If that is to be discussed now in the broad labour movement, as it will have to be given the past involvement of Jeremy Corbyn — who says he is for “two states” — with some of the “absolute anti-Zionist” organisations.

The new members of the Labour Party are a new “left”, politically amorphous and in many respects inchoate. They offers the serious left great opportunities for discussion and political-educational work.

Most important in integrating the new draft of members will be the Labour youth organisation. At present it is small and feeble. Socialists should urge the Corbyn leadership immediately to relaunch a proper youth movement.

Compare the present left influx into the Labour Party with the Bennite left that erupted after Labour lost the 1979 general election to Thatcher. One importance difference is that in 1979 there was a strong activist network in the local Labour Parties. The body of the Labour Party had been vocally opposed to the Labour government for years before 1979.

That provided a frame into which newcomers — and there were many of them, though not as many as today — could be integrated. Today’s pre-influx Labour Party is pretty much a withered shell, and many of its activists are people with political jobs in the Blair machine. It will be harder to integrate newcomers, though a campaigning Labour Party can do it: campaigning local Labour Parties can do it.

Politically, things are much better now. To the Bennite left, it was a basic article of faith to advocate British withdrawal from the European Union. The dominant model they had of socialism was the “Alternative Economic Strategy”, a combination of the sort of semi-planning done in the Stalinist states and nostalgia for Britain’s World War Two economic controls. Large swathes of the left were Stalinist, with a big or a little “s”. It was very hard to convince people then that a lot of what passed for “left” was pernicious nonsense.

For instance, the Russian invasion of Afghanistan at Christmas 1979, and the colonial war Russia waged for a decade, called forth a strong current of vocal USSR-loyalists in the Labour Party, including among MPs. That was a measure of the political left then. Tony Benn’s Chesterfield constituency Labour Party, with Benn's support, wrote a friendly letter to the Russian dictator Brezhnev on the premise that he was for peace.

Today all that old left has, politically, more or less vanished.

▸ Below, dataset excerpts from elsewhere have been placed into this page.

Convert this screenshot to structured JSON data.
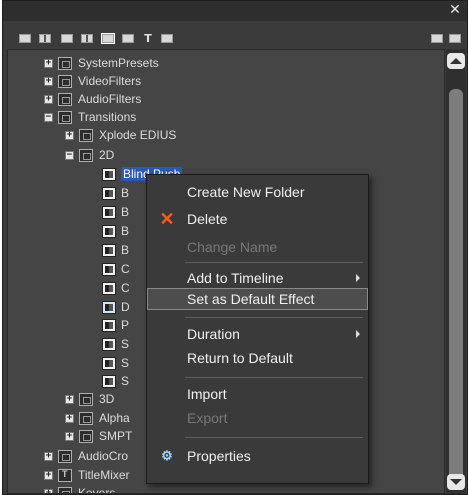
{
  "window": {
    "close_glyph": "✕"
  },
  "toolbar": {
    "buttons": [
      {
        "icon": "view-list-icon"
      },
      {
        "icon": "view-details-icon"
      },
      {
        "icon": "view-thumbnail-icon"
      },
      {
        "icon": "view-large-icon"
      },
      {
        "icon": "view-selected-icon"
      },
      {
        "icon": "view-small-icon"
      },
      {
        "icon": "text-icon",
        "glyph": "T"
      },
      {
        "icon": "folder-view-icon"
      }
    ],
    "right_buttons": [
      {
        "icon": "panel-icon"
      },
      {
        "icon": "lock-icon"
      }
    ]
  },
  "tree": {
    "items": [
      {
        "label": "SystemPresets",
        "expander": "+"
      },
      {
        "label": "VideoFilters",
        "expander": "+"
      },
      {
        "label": "AudioFilters",
        "expander": "+"
      },
      {
        "label": "Transitions",
        "expander": "−"
      },
      {
        "label": "Xplode EDIUS",
        "expander": "+"
      },
      {
        "label": "2D",
        "expander": "−"
      },
      {
        "label": "Blind Push"
      },
      {
        "label": "B"
      },
      {
        "label": "B"
      },
      {
        "label": "B"
      },
      {
        "label": "B"
      },
      {
        "label": "C"
      },
      {
        "label": "C"
      },
      {
        "label": "D"
      },
      {
        "label": "P"
      },
      {
        "label": "S"
      },
      {
        "label": "S"
      },
      {
        "label": "S"
      },
      {
        "label": "3D",
        "expander": "+"
      },
      {
        "label": "Alpha",
        "expander": "+"
      },
      {
        "label": "SMPT",
        "expander": "+"
      },
      {
        "label": "AudioCro",
        "expander": "+"
      },
      {
        "label": "TitleMixer",
        "expander": "+"
      },
      {
        "label": "Keyers",
        "expander": "+"
      }
    ]
  },
  "context_menu": {
    "items": [
      {
        "label": "Create New Folder",
        "enabled": true
      },
      {
        "label": "Delete",
        "enabled": true,
        "icon": "delete-x-icon",
        "glyph": "✕"
      },
      {
        "label": "Change Name",
        "enabled": false
      },
      {
        "label": "Add to Timeline",
        "enabled": true,
        "submenu": true
      },
      {
        "label": "Set as Default Effect",
        "enabled": true,
        "highlighted": true
      },
      {
        "label": "Duration",
        "enabled": true,
        "submenu": true
      },
      {
        "label": "Return to Default",
        "enabled": true
      },
      {
        "label": "Import",
        "enabled": true
      },
      {
        "label": "Export",
        "enabled": false
      },
      {
        "label": "Properties",
        "enabled": true,
        "icon": "properties-icon",
        "glyph": "⚙"
      }
    ]
  },
  "colors": {
    "panel_bg": "#3b3b3b",
    "selection": "#2b58b8",
    "delete_icon": "#ff5a1a",
    "disabled_text": "#787878"
  }
}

On the other hand, the old left had a strong working-class and labour-movement culture that has now receded into the past.

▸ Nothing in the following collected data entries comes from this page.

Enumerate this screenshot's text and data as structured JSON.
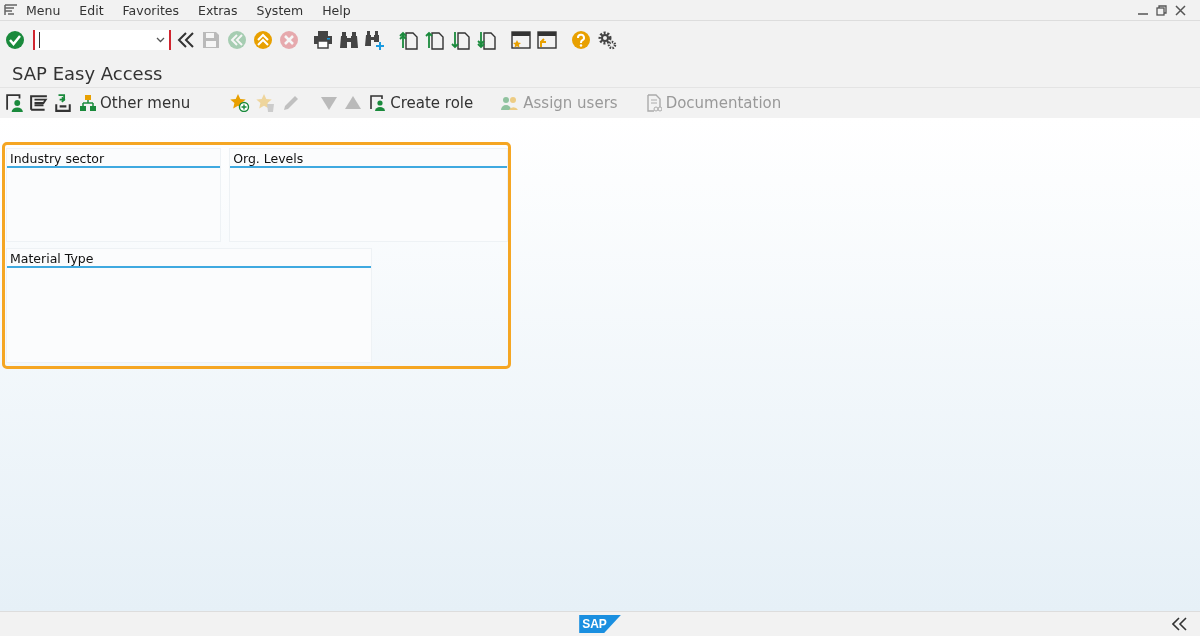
{
  "menu_bar": [
    "Menu",
    "Edit",
    "Favorites",
    "Extras",
    "System",
    "Help"
  ],
  "system_toolbar": {
    "buttons": [
      {
        "kind": "collapse",
        "disabled": false
      },
      {
        "kind": "save",
        "disabled": true
      },
      {
        "kind": "back",
        "disabled": true
      },
      {
        "kind": "exit",
        "disabled": false
      },
      {
        "kind": "cancel",
        "disabled": true
      },
      {
        "kind": "print",
        "disabled": false
      },
      {
        "kind": "find",
        "disabled": false
      },
      {
        "kind": "find-next",
        "disabled": false
      },
      {
        "kind": "first-page",
        "disabled": false
      },
      {
        "kind": "prev-page",
        "disabled": false
      },
      {
        "kind": "next-page",
        "disabled": false
      },
      {
        "kind": "last-page",
        "disabled": false
      },
      {
        "kind": "new-session",
        "disabled": false
      },
      {
        "kind": "shortcut",
        "disabled": false
      },
      {
        "kind": "help",
        "disabled": false
      },
      {
        "kind": "settings",
        "disabled": false
      }
    ]
  },
  "title": "SAP Easy Access",
  "app_toolbar": [
    {
      "kind": "user-menu",
      "disabled": false
    },
    {
      "kind": "sap-menu",
      "disabled": false
    },
    {
      "kind": "tray",
      "disabled": false
    },
    {
      "kind": "hierarchy",
      "label": "Other menu",
      "disabled": false
    },
    {
      "kind": "add-favorite",
      "disabled": false
    },
    {
      "kind": "delete-favorite",
      "disabled": true
    },
    {
      "kind": "pencil",
      "disabled": true
    },
    {
      "kind": "down",
      "disabled": true
    },
    {
      "kind": "up",
      "disabled": true
    },
    {
      "kind": "user-menu",
      "label": "Create role",
      "disabled": false
    },
    {
      "kind": "users",
      "label": "Assign users",
      "disabled": true
    },
    {
      "kind": "document",
      "label": "Documentation",
      "disabled": true
    }
  ],
  "panels": [
    {
      "title": "Industry sector"
    },
    {
      "title": "Org. Levels"
    },
    {
      "title": "Material Type"
    }
  ],
  "footer": {
    "logo": "SAP"
  }
}
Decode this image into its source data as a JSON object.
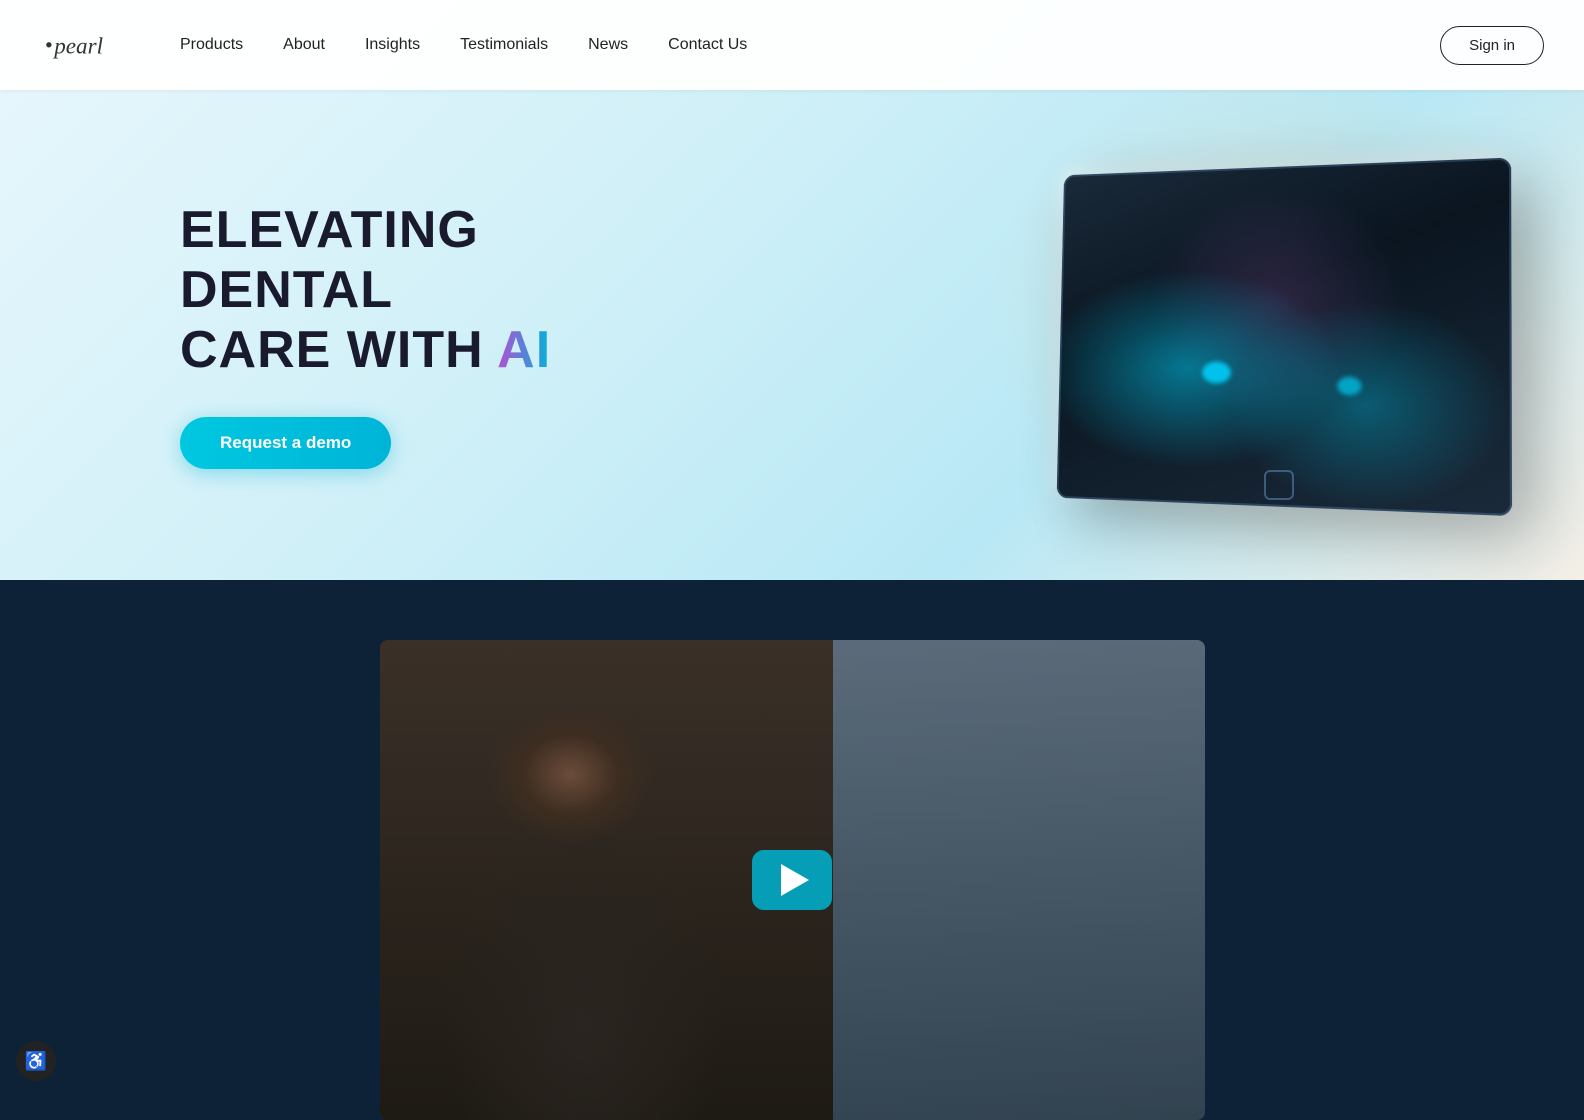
{
  "brand": {
    "name": "Pearl",
    "logo_text": "pearl"
  },
  "navbar": {
    "links": [
      {
        "id": "products",
        "label": "Products"
      },
      {
        "id": "about",
        "label": "About"
      },
      {
        "id": "insights",
        "label": "Insights"
      },
      {
        "id": "testimonials",
        "label": "Testimonials"
      },
      {
        "id": "news",
        "label": "News"
      },
      {
        "id": "contact",
        "label": "Contact Us"
      }
    ],
    "signin_label": "Sign in"
  },
  "hero": {
    "headline_part1": "ELEVATING DENTAL",
    "headline_part2": "CARE WITH ",
    "headline_ai": "AI",
    "cta_label": "Request a demo"
  },
  "video": {
    "play_label": "Play video"
  },
  "accessibility": {
    "button_label": "♿"
  }
}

At that time the official Labour youth movement was a lot bigger than the current Young Labour, but it had been for a decade, with the connivance of the Labour Party leadership, under the control of the “Militant” sect (today the Socialist Party and Socialist Appeal), which educated young people into a synthetic ideology that identified socialism with the nationalisation of the big monopolies by the British bourgeois state and preached the idea that the Stalinist states were a sort of “first installment” of working-class socialism. They backed the Russians in Afghanistan all through the 1980s.

Their ideas amounted to a strange non-Marxist, even non-working-class, idea of socialism, and a non-socialist idea of “Marxism”. (They always proclaimed themselves “the Marxists”).

It will be much easier to talk serious working-class politics with the newcomers now than it was to clear away the political debris of the 1970s.